Understanding the Different Types of Prostate Problems
Frequent urination, an overwhelming urge to urinate, difficulty urinating, and urinary leakage are uncomfortable symptoms that can be treated, once the underlying cause is found. Conditions associated with urinary incontinence include:
- prostatitis ( an inflammation of the prostate gland)
- enlarged prostate gland
- urethral stricture
Types of Male Incontinence
Bothersome symptoms and urinary incontinence fall into several different categories. Understanding what type of urinary incontinence you are experiencing is an important first step in diagnosing and treating the underlying problem. Expert evaluation can rule out a simple cause, such as a urinary tract infection, and help to determine if you will benefit from non-invasive treatments or medications. More sophisticated imaging can determine if surgery is required.
- Stress incontinence is urinary leakage during physical activity, coughing, laughing, or sneezing.
- Urge incontinence occurs when you feel an immediate sense that you have to go, but release urine before you reach the toilet.
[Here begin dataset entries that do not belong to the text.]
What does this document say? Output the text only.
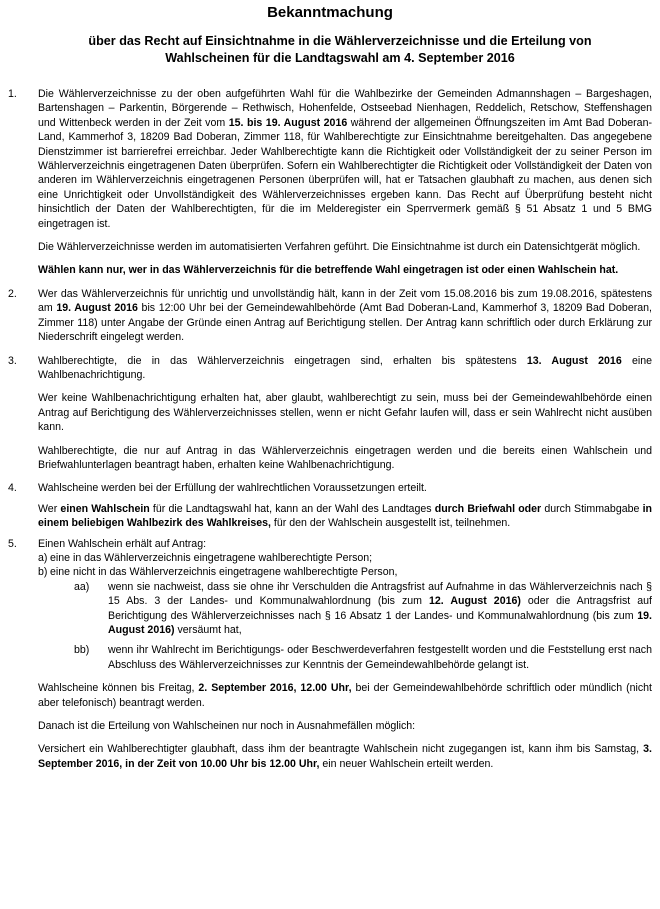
Bekanntmachung
über das Recht auf Einsichtnahme in die Wählerverzeichnisse und die Erteilung von Wahlscheinen für die Landtagswahl am 4. September 2016
1.	Die Wählerverzeichnisse zu der oben aufgeführten Wahl für die Wahlbezirke der Gemeinden Admannshagen – Bargeshagen, Bartenshagen – Parkentin, Börgerende – Rethwisch, Hohenfelde, Ostseebad Nienhagen, Reddelich, Retschow, Steffenshagen und Wittenbeck werden in der Zeit vom 15. bis 19. August 2016 während der allgemeinen Öffnungszeiten im Amt Bad Doberan-Land, Kammerhof 3, 18209 Bad Doberan, Zimmer 118, für Wahlberechtigte zur Einsichtnahme bereitgehalten. Das angegebene Dienstzimmer ist barrierefrei erreichbar. Jeder Wahlberechtigte kann die Richtigkeit oder Vollständigkeit der zu seiner Person im Wählerverzeichnis eingetragenen Daten überprüfen. Sofern ein Wahlberechtigter die Richtigkeit oder Vollständigkeit der Daten von anderen im Wählerverzeichnis eingetragenen Personen überprüfen will, hat er Tatsachen glaubhaft zu machen, aus denen sich eine Unrichtigkeit oder Unvollständigkeit des Wählerverzeichnisses ergeben kann. Das Recht auf Überprüfung besteht nicht hinsichtlich der Daten der Wahlberechtigten, für die im Melderegister ein Sperrvermerk gemäß § 51 Absatz 1 und 5 BMG eingetragen ist.

Die Wählerverzeichnisse werden im automatisierten Verfahren geführt. Die Einsichtnahme ist durch ein Datensichtgerät möglich.

Wählen kann nur, wer in das Wählerverzeichnis für die betreffende Wahl eingetragen ist oder einen Wahlschein hat.

2.	Wer das Wählerverzeichnis für unrichtig und unvollständig hält, kann in der Zeit vom 15.08.2016 bis zum 19.08.2016, spätestens am 19. August 2016 bis 12:00 Uhr bei der Gemeindewahlbehörde (Amt Bad Doberan-Land, Kammerhof 3, 18209 Bad Doberan, Zimmer 118) unter Angabe der Gründe einen Antrag auf Berichtigung stellen. Der Antrag kann schriftlich oder durch Erklärung zur Niederschrift eingelegt werden.

3.	Wahlberechtigte, die in das Wählerverzeichnis eingetragen sind, erhalten bis spätestens 13. August 2016 eine Wahlbenachrichtigung.

Wer keine Wahlbenachrichtigung erhalten hat, aber glaubt, wahlberechtigt zu sein, muss bei der Gemeindewahlbehörde einen Antrag auf Berichtigung des Wählerverzeichnisses stellen, wenn er nicht Gefahr laufen will, dass er sein Wahlrecht nicht ausüben kann.

Wahlberechtigte, die nur auf Antrag in das Wählerverzeichnis eingetragen werden und die bereits einen Wahlschein und Briefwahlunterlagen beantragt haben, erhalten keine Wahlbenachrichtigung.

4.	Wahlscheine werden bei der Erfüllung der wahlrechtlichen Voraussetzungen erteilt.

Wer einen Wahlschein für die Landtagswahl hat, kann an der Wahl des Landtages durch Briefwahl oder durch Stimmabgabe in einem beliebigen Wahlbezirk des Wahlkreises, für den der Wahlschein ausgestellt ist, teilnehmen.

5.	Einen Wahlschein erhält auf Antrag:

a) eine in das Wählerverzeichnis eingetragene wahlberechtigte Person;
b) eine nicht in das Wählerverzeichnis eingetragene wahlberechtigte Person,
aa) wenn sie nachweist, dass sie ohne ihr Verschulden die Antragsfrist auf Aufnahme in das Wählerverzeichnis nach § 15 Abs. 3 der Landes- und Kommunalwahlordnung (bis zum 12. August 2016) oder die Antragsfrist auf Berichtigung des Wählerverzeichnisses nach § 16 Absatz 1 der Landes- und Kommunalwahlordnung (bis zum 19. August 2016) versäumt hat,

bb) wenn ihr Wahlrecht im Berichtigungs- oder Beschwerdeverfahren festgestellt worden und die Feststellung erst nach Abschluss des Wählerverzeichnisses zur Kenntnis der Gemeindewahlbehörde gelangt ist.

Wahlscheine können bis Freitag, 2. September 2016, 12.00 Uhr, bei der Gemeindewahlbehörde schriftlich oder mündlich (nicht aber telefonisch) beantragt werden.

Danach ist die Erteilung von Wahlscheinen nur noch in Ausnahmefällen möglich:

Versichert ein Wahlberechtigter glaubhaft, dass ihm der beantragte Wahlschein nicht zugegangen ist, kann ihm bis Samstag, 3. September 2016, in der Zeit von 10.00 Uhr bis 12.00 Uhr, ein neuer Wahlschein erteilt werden.
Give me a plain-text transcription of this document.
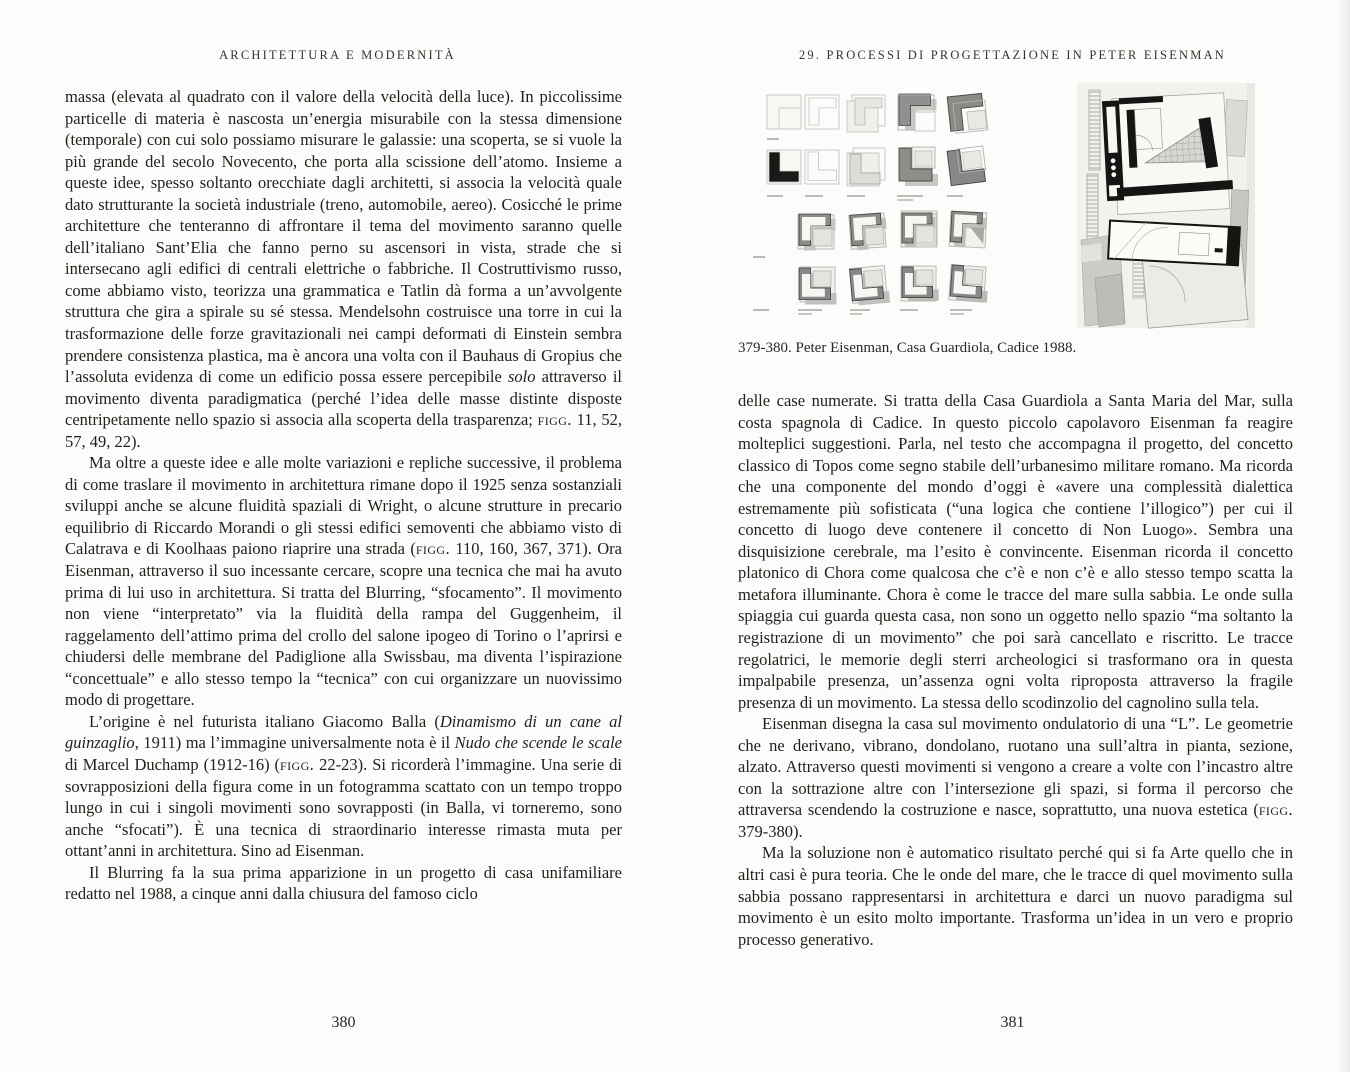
ARCHITETTURA E MODERNITÀ

massa (elevata al quadrato con il valore della velocità della luce). In piccolissime particelle di materia è nascosta un’energia misurabile con la stessa dimensione (temporale) con cui solo possiamo misurare le galassie: una scoperta, se si vuole la più grande del secolo Novecento, che porta alla scissione dell’atomo. Insieme a queste idee, spesso soltanto orecchiate dagli architetti, si associa la velocità quale dato strutturante la società industriale (treno, automobile, aereo). Cosicché le prime architetture che tenteranno di affrontare il tema del movimento saranno quelle dell’italiano Sant’Elia che fanno perno su ascensori in vista, strade che si intersecano agli edifici di centrali elettriche o fabbriche. Il Costruttivismo russo, come abbiamo visto, teorizza una grammatica e Tatlin dà forma a un’avvolgente struttura che gira a spirale su sé stessa. Mendelsohn costruisce una torre in cui la trasformazione delle forze gravitazionali nei campi deformati di Einstein sembra prendere consistenza plastica, ma è ancora una volta con il Bauhaus di Gropius che l’assoluta evidenza di come un edificio possa essere percepibile solo attraverso il movimento diventa paradigmatica (perché l’idea delle masse distinte disposte centripetamente nello spazio si associa alla scoperta della trasparenza; figg. 11, 52, 57, 49, 22).

Ma oltre a queste idee e alle molte variazioni e repliche successive, il problema di come traslare il movimento in architettura rimane dopo il 1925 senza sostanziali sviluppi anche se alcune fluidità spaziali di Wright, o alcune strutture in precario equilibrio di Riccardo Morandi o gli stessi edifici semoventi che abbiamo visto di Calatrava e di Koolhaas paiono riaprire una strada (figg. 110, 160, 367, 371). Ora Eisenman, attraverso il suo incessante cercare, scopre una tecnica che mai ha avuto prima di lui uso in architettura. Si tratta del Blurring, “sfocamento”. Il movimento non viene “interpretato” via la fluidità della rampa del Guggenheim, il raggelamento dell’attimo prima del crollo del salone ipogeo di Torino o l’aprirsi e chiudersi delle membrane del Padiglione alla Swissbau, ma diventa l’ispirazione “concettuale” e allo stesso tempo la “tecnica” con cui organizzare un nuovissimo modo di progettare.

L’origine è nel futurista italiano Giacomo Balla (Dinamismo di un cane al guinzaglio, 1911) ma l’immagine universalmente nota è il Nudo che scende le scale di Marcel Duchamp (1912-16) (figg. 22-23). Si ricorderà l’immagine. Una serie di sovrapposizioni della figura come in un fotogramma scattato con un tempo troppo lungo in cui i singoli movimenti sono sovrapposti (in Balla, vi torneremo, sono anche “sfocati”). È una tecnica di straordinario interesse rimasta muta per ottant’anni in architettura. Sino ad Eisenman.

Il Blurring fa la sua prima apparizione in un progetto di casa unifamiliare redatto nel 1988, a cinque anni dalla chiusura del famoso ciclo

380
29. PROCESSI DI PROGETTAZIONE IN PETER EISENMAN
379-380. Peter Eisenman, Casa Guardiola, Cadice 1988.

delle case numerate. Si tratta della Casa Guardiola a Santa Maria del Mar, sulla costa spagnola di Cadice. In questo piccolo capolavoro Eisenman fa reagire molteplici suggestioni. Parla, nel testo che accompagna il progetto, del concetto classico di Topos come segno stabile dell’urbanesimo militare romano. Ma ricorda che una componente del mondo d’oggi è «avere una complessità dialettica estremamente più sofisticata (“una logica che contiene l’illogico”) per cui il concetto di luogo deve contenere il concetto di Non Luogo». Sembra una disquisizione cerebrale, ma l’esito è convincente. Eisenman ricorda il concetto platonico di Chora come qualcosa che c’è e non c’è e allo stesso tempo scatta la metafora illuminante. Chora è come le tracce del mare sulla sabbia. Le onde sulla spiaggia cui guarda questa casa, non sono un oggetto nello spazio “ma soltanto la registrazione di un movimento” che poi sarà cancellato e riscritto. Le tracce regolatrici, le memorie degli sterri archeologici si trasformano ora in questa impalpabile presenza, un’assenza ogni volta riproposta attraverso la fragile presenza di un movimento. La stessa dello scodinzolio del cagnolino sulla tela.

Eisenman disegna la casa sul movimento ondulatorio di una “L”. Le geometrie che ne derivano, vibrano, dondolano, ruotano una sull’altra in pianta, sezione, alzato. Attraverso questi movimenti si vengono a creare a volte con l’incastro altre con la sottrazione altre con l’intersezione gli spazi, si forma il percorso che attraversa scendendo la costruzione e nasce, soprattutto, una nuova estetica (figg. 379-380).

Ma la soluzione non è automatico risultato perché qui si fa Arte quello che in altri casi è pura teoria. Che le onde del mare, che le tracce di quel movimento sulla sabbia possano rappresentarsi in architettura e darci un nuovo paradigma sul movimento è un esito molto importante. Trasforma un’idea in un vero e proprio processo generativo.

381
- Mixed incontinence is a combination of stress and urge incontinence.
- Overflow incontinence is urinary leakage that occurs because your bladder never empties. This may signal the presence of an enlarged prostate or urethral stricture.
Enlarged prostate, also known as benign prostate hyperplasia (BPH), is a common problem among older men. As the prostate enlarges, it squeezes the urethra which affects the flow of urine. Symptoms include urinary leaking or dribbling and frequent urination, especially at night.
Urethral stricture refers to the presence of scar tissue that narrows the urethra that prevents the normal flow of urine. Doctors often use the analogy of a clogged pipe. A urethral stricture can be painful and is often misdiagnosed. Some urologists may recommend a dilation or urethral incision to widen the urethra. However, the American Urological Association guidelines indicate reconstructive surgery provides the best, long-term outcome for this structural concern.